Week 14
(August,30,2023)
Attendees:
Updates:
1. Revisiting SpaCy NER:
- Opted to retest the SpaCy NER for several reasons:
- Earlier attempts lacked proper visualization, making it hard to assess performance on my dataset.
- Training a SpaCy model is simplified with well-documented commands:
- Dataset Labeling: This is a time-intensive step. I utilized visual annotation tools like
doccano
. - Data Transformation: Converting datasets into a SpaCy-compatible format is straightforward.
- Dataset Labeling: This is a time-intensive step. I utilized visual annotation tools like
- Encountered difficulties while coding for the tiny BERT model training.
2. Insights on SpaCy's NER Model:
- SpaCy's NER model is trained on the OntoNotes 5 dataset. This dataset, released in late 2013, features 18 entities in contrast to the four in the conll2003 dataset.
3. SpaCy vs. Tiny BERT:
- For a fair comparison, I trained the SpaCy model from scratch on the conll2003 dataset:
- Tiny BERT achieved an F1 score of 0.8177, while SpaCy reached 0.8182 — nearly identical performance.
- NER entity visualization in SpaCy is straightforward via the
displacy
module. - Chose SpaCy due to its ease of use, training, visualization, and a smaller model size compared to tiny BERT.

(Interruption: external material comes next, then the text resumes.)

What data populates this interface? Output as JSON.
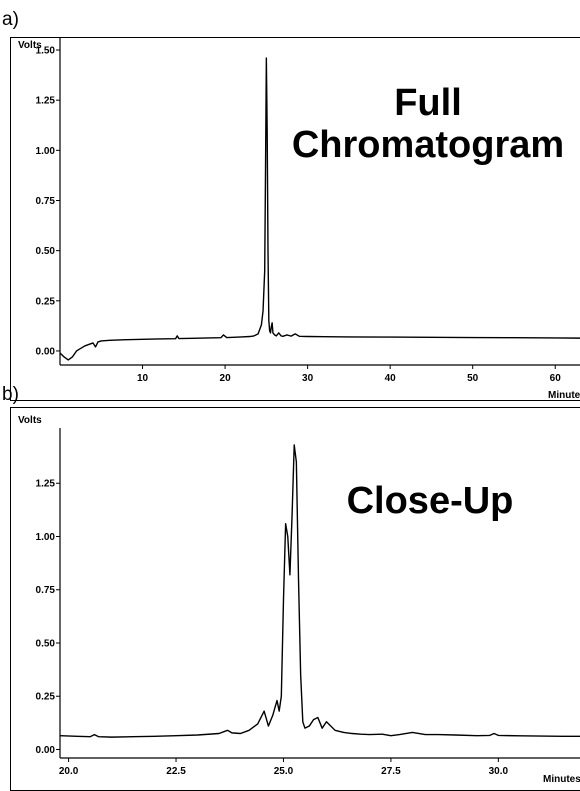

4. Refining Entity Recognition:
- Realized that distinguishing between PER and ORG entities was non-essential. My primary goal is identifying copyright holder entities. Decided to merge them for future training.
5. Labeling and Fine-tuning:
- Labeled 750 examples from my dataset using
doccano
. - Fine-tuned the SpaCy model trained on conll2003 with this data.
6. Process Optimization:
- Continually working to enhance the process. Will present NER labeled sentences in the coming update.
Conclusion and Future Plans:
1. Enhancing the NER Labeling and Training:
- Merge the PER and ORG entities from the conll2003 dataset during training and ignore the other entities as they're not relevant to my goals.
- Increase the labeled samples from the copyrights dataset to generate a more extensive dataset for training and refinement.